To answer those questions, I tend to turn to the big lessons in a small book that was
published 20 years ago. Called Money and the Meaning of Life, the author is Jacob
Needleman, a professor of philosophy at San Francisco State University. I met
Needleman during the heyday of the first Internet boom, when lots of people in their
twenties and thirties were making more money than they ever imagined they would
and were trying to come to terms with what it meant.

Since then, we've had a broader stock-market boom, a real-estate bubble, a second
Internet boom, and plenty of busts along the way. The specifics of the financial
markets have changed, but the questions remain the same. Here's some of what Jacob
Needleman has taught me about the answers, drawn from an interview we did with
him at Fast Company many years ago. It's amazing to me how relevant these insights
are to what's happening today.

Money may be the root of all evil, but only if you're not honest about what it means to
you. "Money is about love and relationships," Needleman explained. "It has a
wonderful power to bring people together as well as tear them apart. You can't escape
money. If you run from it, it will chase you and catch you. If we don't understand our
relationship to money in this culture, then I think we're doomed. If you don't know
how you are toward money and really understand that relationship, you simply don't
know yourself. Period.

Money truly can't buy happiness, especially if you're unhappy to begin with. "If you
are worrying about vegetables now, you'll be worrying about yachts then," Needleman
joked. "You're a worrier. It's in you, not the money. Life, except for the obvious
physical needs, is not so much defined by the external situation as by the inner one.
Having money won't change your internal makeup. If you're an anxious sonofabitch
without money, you're going to be an anxious sonofabitch with a lot of money."

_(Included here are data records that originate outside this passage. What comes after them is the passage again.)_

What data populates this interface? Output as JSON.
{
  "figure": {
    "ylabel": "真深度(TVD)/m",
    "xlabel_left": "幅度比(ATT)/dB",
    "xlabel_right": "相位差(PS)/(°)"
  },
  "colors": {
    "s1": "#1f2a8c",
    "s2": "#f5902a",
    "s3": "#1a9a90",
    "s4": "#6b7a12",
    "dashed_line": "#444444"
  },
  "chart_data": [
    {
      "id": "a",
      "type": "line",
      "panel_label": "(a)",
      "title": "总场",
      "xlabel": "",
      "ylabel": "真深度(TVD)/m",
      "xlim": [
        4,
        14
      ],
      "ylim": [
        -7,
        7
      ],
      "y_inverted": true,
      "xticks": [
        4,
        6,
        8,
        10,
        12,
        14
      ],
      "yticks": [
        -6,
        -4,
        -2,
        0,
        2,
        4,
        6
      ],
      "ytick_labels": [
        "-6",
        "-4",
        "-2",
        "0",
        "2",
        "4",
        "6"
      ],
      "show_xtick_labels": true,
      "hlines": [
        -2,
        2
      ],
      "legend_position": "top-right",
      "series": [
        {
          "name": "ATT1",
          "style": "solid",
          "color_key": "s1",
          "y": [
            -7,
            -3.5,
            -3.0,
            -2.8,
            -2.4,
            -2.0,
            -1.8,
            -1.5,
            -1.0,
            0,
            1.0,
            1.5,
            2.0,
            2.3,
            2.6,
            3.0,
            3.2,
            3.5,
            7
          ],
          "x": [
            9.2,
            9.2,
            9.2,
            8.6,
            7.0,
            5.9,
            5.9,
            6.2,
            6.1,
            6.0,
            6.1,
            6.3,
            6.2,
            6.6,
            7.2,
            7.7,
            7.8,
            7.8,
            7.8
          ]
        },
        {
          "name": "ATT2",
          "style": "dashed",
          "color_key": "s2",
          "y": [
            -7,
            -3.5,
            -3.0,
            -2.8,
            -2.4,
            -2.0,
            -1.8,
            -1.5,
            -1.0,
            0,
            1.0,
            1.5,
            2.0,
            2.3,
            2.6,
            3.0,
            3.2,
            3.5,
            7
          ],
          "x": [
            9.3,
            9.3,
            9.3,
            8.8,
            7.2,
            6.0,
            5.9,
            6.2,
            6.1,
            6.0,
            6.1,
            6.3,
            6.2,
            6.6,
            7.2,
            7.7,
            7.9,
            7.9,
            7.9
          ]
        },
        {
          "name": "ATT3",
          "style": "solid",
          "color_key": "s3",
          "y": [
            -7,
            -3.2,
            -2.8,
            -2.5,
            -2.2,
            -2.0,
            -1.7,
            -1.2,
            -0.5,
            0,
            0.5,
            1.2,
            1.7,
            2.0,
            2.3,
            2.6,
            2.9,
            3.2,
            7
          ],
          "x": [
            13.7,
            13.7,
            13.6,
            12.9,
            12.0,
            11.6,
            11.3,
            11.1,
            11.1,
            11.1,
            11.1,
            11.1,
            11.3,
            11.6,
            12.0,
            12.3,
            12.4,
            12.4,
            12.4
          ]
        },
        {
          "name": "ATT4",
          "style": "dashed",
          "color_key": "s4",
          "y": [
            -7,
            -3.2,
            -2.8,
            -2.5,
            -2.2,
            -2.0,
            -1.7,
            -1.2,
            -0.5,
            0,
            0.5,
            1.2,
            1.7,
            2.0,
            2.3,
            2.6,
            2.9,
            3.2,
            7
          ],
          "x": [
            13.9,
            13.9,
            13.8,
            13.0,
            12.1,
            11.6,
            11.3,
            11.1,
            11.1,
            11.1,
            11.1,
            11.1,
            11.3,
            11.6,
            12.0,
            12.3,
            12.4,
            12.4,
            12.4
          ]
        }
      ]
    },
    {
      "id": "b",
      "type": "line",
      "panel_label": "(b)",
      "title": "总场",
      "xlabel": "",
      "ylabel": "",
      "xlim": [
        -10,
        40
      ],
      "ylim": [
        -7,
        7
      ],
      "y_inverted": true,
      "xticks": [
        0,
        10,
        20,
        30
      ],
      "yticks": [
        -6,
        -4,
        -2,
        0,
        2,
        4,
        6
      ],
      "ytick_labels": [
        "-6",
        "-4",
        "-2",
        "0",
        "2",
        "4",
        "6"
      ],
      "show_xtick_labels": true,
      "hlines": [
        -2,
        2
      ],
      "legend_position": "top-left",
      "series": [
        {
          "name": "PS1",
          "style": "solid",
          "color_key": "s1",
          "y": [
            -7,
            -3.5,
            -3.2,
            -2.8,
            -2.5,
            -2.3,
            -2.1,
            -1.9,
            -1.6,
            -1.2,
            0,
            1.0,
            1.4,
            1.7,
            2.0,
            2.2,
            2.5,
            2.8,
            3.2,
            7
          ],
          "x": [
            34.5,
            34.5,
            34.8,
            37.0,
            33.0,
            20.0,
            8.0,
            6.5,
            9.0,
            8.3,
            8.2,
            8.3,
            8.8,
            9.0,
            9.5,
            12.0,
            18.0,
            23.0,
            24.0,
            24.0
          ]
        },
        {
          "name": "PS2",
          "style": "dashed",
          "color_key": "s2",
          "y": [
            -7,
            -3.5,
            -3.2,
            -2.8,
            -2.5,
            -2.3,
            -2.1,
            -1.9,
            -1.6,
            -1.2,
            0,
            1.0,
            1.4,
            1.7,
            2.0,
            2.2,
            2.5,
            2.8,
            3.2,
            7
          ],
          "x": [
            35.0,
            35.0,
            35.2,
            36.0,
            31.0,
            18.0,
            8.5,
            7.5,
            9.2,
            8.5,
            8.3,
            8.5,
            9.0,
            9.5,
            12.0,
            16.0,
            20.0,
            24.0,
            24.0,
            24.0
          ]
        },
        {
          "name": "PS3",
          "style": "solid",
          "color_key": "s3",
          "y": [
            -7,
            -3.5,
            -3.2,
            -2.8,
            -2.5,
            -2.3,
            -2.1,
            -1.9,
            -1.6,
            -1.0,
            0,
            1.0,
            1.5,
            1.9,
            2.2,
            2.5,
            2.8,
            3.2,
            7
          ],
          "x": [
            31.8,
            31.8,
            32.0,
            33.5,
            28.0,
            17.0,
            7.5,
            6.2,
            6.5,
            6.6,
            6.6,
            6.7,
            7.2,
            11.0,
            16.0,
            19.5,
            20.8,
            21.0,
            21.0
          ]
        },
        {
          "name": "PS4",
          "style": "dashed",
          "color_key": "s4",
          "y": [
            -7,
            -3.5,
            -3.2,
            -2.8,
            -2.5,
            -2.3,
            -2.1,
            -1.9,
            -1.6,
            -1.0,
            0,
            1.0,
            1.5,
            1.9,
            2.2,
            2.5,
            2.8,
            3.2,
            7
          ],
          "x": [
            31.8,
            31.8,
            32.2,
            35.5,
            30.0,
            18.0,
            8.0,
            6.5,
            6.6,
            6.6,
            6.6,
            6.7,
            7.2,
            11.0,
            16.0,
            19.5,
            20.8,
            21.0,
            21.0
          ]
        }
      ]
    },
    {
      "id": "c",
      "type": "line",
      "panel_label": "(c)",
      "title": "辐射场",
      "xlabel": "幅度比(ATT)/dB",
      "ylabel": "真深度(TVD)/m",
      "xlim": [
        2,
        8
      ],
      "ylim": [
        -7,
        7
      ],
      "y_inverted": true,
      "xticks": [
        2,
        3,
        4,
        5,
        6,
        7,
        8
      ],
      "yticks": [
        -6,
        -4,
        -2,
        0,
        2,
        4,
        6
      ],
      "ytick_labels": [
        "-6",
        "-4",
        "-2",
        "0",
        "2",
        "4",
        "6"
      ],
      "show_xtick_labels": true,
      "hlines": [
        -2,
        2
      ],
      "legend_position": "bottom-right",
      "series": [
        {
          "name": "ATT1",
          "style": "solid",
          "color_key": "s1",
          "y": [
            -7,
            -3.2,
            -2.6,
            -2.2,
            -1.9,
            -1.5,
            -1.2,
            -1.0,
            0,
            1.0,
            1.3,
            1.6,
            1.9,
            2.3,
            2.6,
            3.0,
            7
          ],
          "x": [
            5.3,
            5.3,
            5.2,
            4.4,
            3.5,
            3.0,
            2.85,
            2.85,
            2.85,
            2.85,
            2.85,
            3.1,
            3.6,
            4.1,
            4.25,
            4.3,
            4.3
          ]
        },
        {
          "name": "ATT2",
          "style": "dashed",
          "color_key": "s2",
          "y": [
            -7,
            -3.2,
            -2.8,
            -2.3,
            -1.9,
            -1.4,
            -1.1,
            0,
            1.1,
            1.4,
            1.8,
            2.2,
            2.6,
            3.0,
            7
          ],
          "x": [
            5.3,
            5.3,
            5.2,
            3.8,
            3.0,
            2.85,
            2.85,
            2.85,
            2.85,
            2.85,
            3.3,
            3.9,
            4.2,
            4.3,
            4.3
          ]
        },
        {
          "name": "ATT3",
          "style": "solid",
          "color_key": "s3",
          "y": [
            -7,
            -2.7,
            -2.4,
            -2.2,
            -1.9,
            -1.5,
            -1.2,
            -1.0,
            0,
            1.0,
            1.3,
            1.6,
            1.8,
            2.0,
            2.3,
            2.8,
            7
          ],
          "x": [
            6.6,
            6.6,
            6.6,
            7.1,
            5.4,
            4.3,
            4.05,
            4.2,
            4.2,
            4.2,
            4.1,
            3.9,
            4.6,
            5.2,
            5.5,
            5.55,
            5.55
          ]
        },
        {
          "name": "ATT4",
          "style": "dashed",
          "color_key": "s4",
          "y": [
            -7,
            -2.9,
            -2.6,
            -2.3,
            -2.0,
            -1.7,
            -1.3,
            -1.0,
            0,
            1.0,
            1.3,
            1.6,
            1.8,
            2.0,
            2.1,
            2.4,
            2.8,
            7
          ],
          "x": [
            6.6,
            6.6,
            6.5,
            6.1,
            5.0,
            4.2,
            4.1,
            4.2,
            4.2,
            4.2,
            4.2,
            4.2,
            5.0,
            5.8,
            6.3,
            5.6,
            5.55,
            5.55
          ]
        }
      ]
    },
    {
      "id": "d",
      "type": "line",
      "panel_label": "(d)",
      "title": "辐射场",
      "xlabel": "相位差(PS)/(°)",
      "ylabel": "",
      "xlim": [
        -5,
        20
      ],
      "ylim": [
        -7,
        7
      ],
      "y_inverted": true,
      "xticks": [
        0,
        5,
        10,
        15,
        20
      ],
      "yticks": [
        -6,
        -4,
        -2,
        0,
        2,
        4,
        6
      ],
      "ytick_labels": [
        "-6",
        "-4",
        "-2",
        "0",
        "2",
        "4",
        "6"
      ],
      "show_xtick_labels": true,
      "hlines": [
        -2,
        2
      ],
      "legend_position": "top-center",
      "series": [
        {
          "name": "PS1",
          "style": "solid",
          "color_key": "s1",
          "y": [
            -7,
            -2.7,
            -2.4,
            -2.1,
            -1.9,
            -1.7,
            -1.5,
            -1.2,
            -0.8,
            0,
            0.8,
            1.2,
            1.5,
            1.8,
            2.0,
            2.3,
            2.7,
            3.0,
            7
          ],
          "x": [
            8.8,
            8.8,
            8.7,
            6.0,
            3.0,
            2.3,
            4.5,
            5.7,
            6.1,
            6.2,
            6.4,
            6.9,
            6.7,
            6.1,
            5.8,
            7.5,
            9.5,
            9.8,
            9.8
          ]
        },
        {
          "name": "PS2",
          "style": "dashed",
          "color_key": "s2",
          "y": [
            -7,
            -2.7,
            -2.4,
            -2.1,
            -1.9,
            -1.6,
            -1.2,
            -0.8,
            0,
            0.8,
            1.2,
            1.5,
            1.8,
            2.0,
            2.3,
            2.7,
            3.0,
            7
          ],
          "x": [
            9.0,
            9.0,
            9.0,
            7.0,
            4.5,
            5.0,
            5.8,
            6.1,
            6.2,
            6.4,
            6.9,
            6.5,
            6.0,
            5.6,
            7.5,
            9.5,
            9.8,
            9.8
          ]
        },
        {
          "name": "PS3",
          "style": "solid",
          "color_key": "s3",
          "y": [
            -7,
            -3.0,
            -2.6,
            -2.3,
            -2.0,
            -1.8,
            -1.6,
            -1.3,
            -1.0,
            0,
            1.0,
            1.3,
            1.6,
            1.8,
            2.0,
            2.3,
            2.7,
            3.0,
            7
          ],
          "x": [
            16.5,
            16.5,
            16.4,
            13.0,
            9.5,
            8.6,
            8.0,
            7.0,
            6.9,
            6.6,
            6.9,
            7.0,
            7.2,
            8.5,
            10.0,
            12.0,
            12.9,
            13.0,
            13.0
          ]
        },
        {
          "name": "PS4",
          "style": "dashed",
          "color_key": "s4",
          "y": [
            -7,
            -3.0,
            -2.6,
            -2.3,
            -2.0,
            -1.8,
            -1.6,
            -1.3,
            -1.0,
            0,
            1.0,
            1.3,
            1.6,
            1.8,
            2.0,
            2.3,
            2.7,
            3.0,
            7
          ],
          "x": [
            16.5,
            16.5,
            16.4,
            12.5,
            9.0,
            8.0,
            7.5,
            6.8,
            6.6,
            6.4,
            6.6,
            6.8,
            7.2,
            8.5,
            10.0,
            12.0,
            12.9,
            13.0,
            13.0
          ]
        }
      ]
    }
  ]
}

Being rich does not make you smart—especially about things other than money. "I
met a guy who worked his way up from zero to a half-billion dollars," the philosopher
noted. "I asked him, 'What was the most surprising thing you discovered when you
got rich?' He said, 'Everybody asks my opinion about things because they think I
know something. All I really know is how to make a lot of money.' See, this guy
wasn't fooled by his money. That's the key.

Being rich does not automatically lead to a rich life. "There is a difference between
money and success. To be totally engaged with all my functions, all my faculties, all
my capacities in life—to me that would be success. I grew up around the Yiddish
language, and in Yiddish there are about 1,000 words that mean "fool." There's only
one word that means an authentic human being: mensch. My grandmother would say,
"You've got to be a mensch," and that has to do with what we used to call character.
To be successful means to have developed character. You should be looking for the
joy, the struggle, and the challenge of work. What you bring forth from your own guts
and heart. The happiness of hard work. No amount of money can buy that. Those are
things of the spirit."

It's easy to pass judgment from afar on the misdeeds and missteps of wealthy people
in the news. But look in the mirror. What's your relationship with the pursuit of
wealth? How do you think about money and the meaning of life?